Zwanzig Kilometer weißer Kalkstein und türkisfarbenes Wasser

Die Calanques sind geologische Formationen, die nur in dieser Ecke des Mittelmeers vorkommen — schmale fjordähnliche Einlässe, die von einem Flusssystem in den Kalksteinmassiv geschnitten wurden, das vor dem letzten Meeresspiegelanstieg existierte. Als das Mittelmeer sich wieder füllte, ertränkte es die Flussmündungen und hinterließ eine Küste aus senkrechten weißen Klippen, die vertikal in Wasser hinabstürzen, das bei vollem Sonnenschein eine unwahrscheinliche Türkisfarbene hat.

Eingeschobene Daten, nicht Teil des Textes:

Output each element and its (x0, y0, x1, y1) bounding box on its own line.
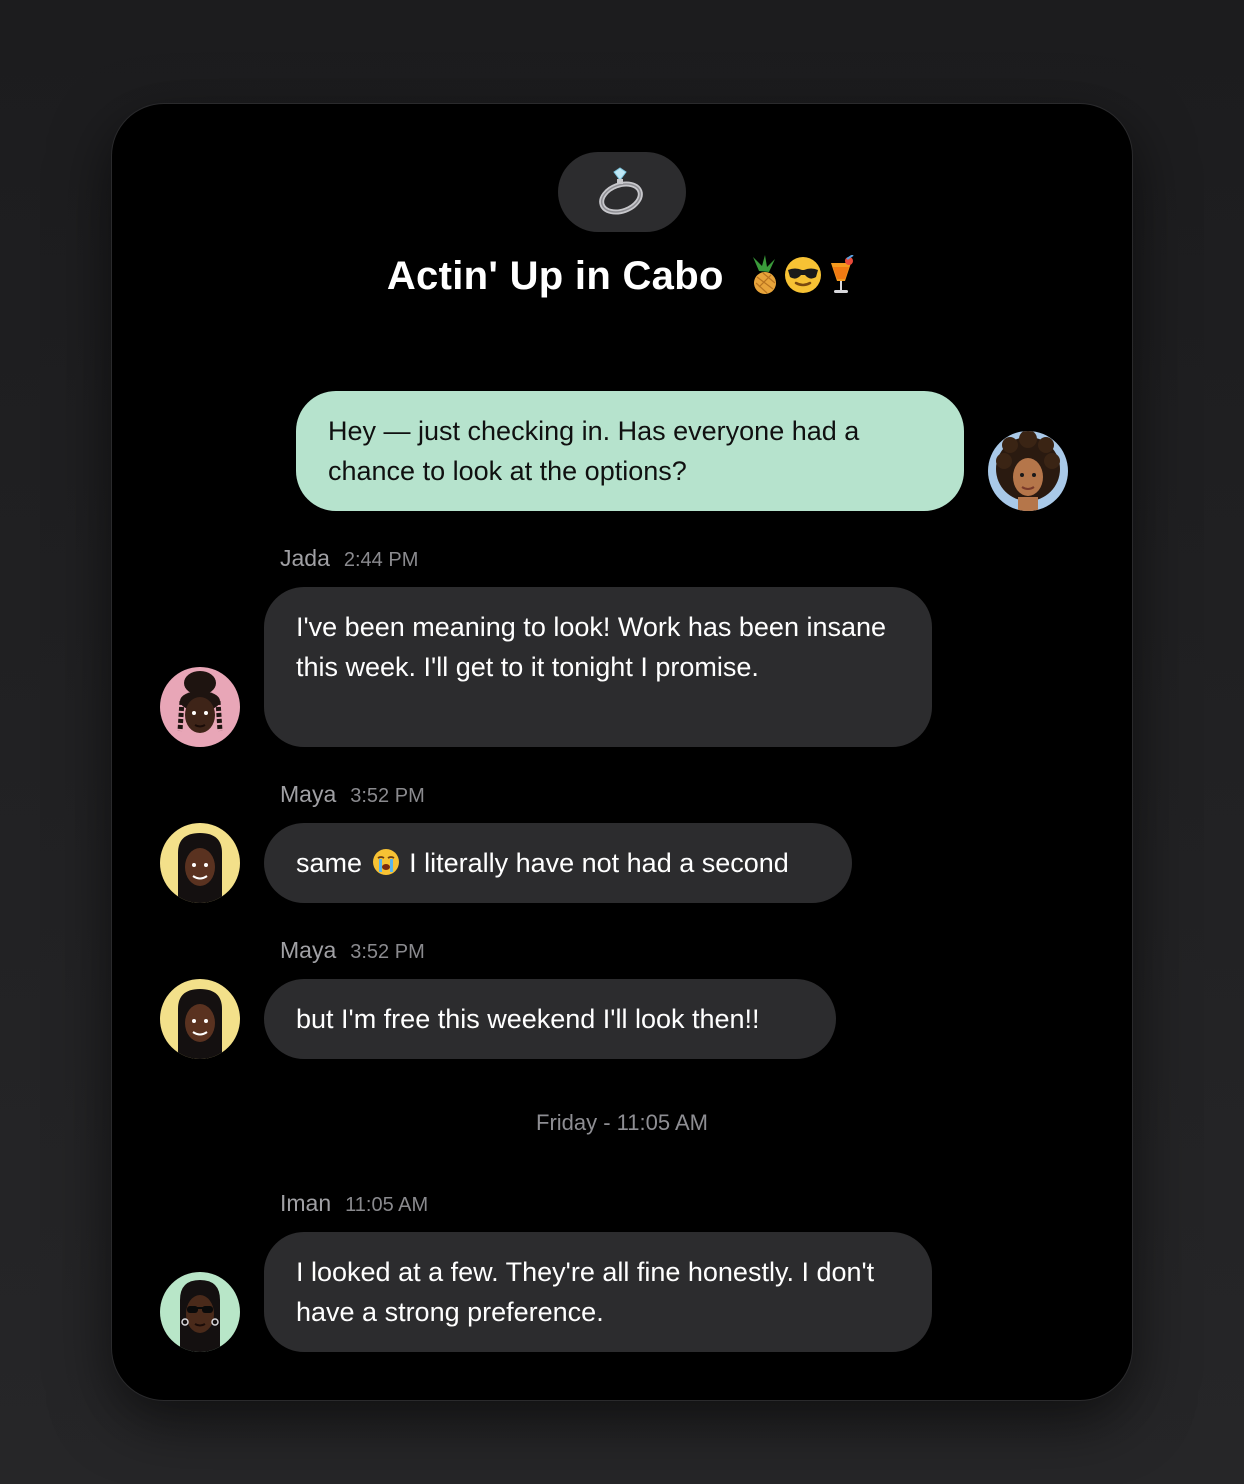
chat-title: Actin' Up in Cabo (112, 254, 1132, 299)
sunglasses-face-icon (785, 257, 822, 293)
message-time: 2:44 PM (343, 549, 419, 571)
group-avatar[interactable] (558, 152, 686, 232)
message-time: 11:05 AM (345, 1194, 429, 1216)
message-time: 3:52 PM (350, 785, 425, 807)
avatar-jada[interactable] (160, 667, 240, 747)
message-text: same (296, 848, 363, 878)
message-bubble-incoming[interactable]: but I'm free this weekend I'll look then… (264, 979, 836, 1059)
loudly-crying-face-icon (372, 849, 399, 875)
sender-name: Iman (280, 1190, 332, 1216)
memoji-sunglasses-icon (180, 1280, 220, 1352)
chat-title-text: Actin' Up in Cabo (386, 254, 724, 298)
ring-icon (599, 167, 643, 215)
sender-name: Jada (280, 545, 330, 571)
chat-window: Actin' Up in Cabo Hey — just checking in… (112, 104, 1132, 1400)
sender-name: Maya (280, 781, 337, 807)
message-meta: Maya 3:52 PM (280, 781, 425, 808)
sender-name: Maya (280, 937, 337, 963)
message-meta: Iman 11:05 AM (280, 1190, 428, 1217)
message-bubble-incoming[interactable]: same I literally have not had a second (264, 823, 852, 903)
avatar-maya[interactable] (160, 823, 240, 903)
message-bubble-outgoing[interactable]: Hey — just checking in. Has everyone had… (296, 391, 964, 511)
message-text: but I'm free this weekend I'll look then… (296, 1004, 760, 1034)
message-text: I looked at a few. They're all fine hone… (296, 1257, 875, 1327)
avatar-maya[interactable] (160, 979, 240, 1059)
message-text: Hey — just checking in. Has everyone had… (328, 416, 860, 486)
message-meta: Jada 2:44 PM (280, 545, 418, 572)
memoji-long-hair-icon (178, 989, 222, 1059)
date-divider: Friday - 11:05 AM (536, 1110, 708, 1135)
avatar-iman[interactable] (160, 1272, 240, 1352)
message-bubble-incoming[interactable]: I've been meaning to look! Work has been… (264, 587, 932, 747)
message-text: I've been meaning to look! Work has been… (296, 612, 887, 682)
tropical-drink-icon (831, 255, 854, 293)
memoji-braids-icon (177, 671, 223, 733)
message-text-continued: I literally have not had a second (409, 848, 789, 878)
title-emojis (745, 255, 857, 295)
message-bubble-incoming[interactable]: I looked at a few. They're all fine hone… (264, 1232, 932, 1352)
pineapple-icon (753, 255, 777, 294)
message-time: 3:52 PM (350, 941, 425, 963)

Der Parc National des Calanques, 2012 geschaffen, umfasst 20 Kilometer Küstenlinie zwischen dem südlichen Rand Marseilles und dem Hafen von Cassis sowie ein Meeresreservat, das ins Meer hinausreicht. Er ist einer der wenigen Nationalparks der Welt, der sowohl städtisches Land (die südlichen Arrondissements von Marseille) als auch eine wilde Meereszone umfasst. Die Wanderwege auf der Landseite, die Seekajakrouten küstenwärts und das Schnorcheln im Reservat sind die Gründe, warum die meisten Besucher kommen. Zu verstehen, welche Zugangsweise wann funktioniert — besonders im Sommer — ist das Nützlichste, was dieser Reiseführer Ihnen geben kann.

Die Zugangswirklichkeit: Der Sommer verändert alles

Frühling (April–Juni) und Herbst (Mitte September–Oktober): Die idealen Zeiträume. Die meisten Wanderwege sind offen, die Temperaturen sind für das Gehen angenehm (20–28°C), das Meer ist ab Ende Mai warm genug zum Schwimmen, und die Menschenmengen liegen unter dem Höchstniveau. Das Calanques-Erlebnis ist in diesen Monaten am vollständigsten — Sie können Wandern mit Schwimmen in der Calanque kombinieren und nach eigenem Zeitplan zurückkehren.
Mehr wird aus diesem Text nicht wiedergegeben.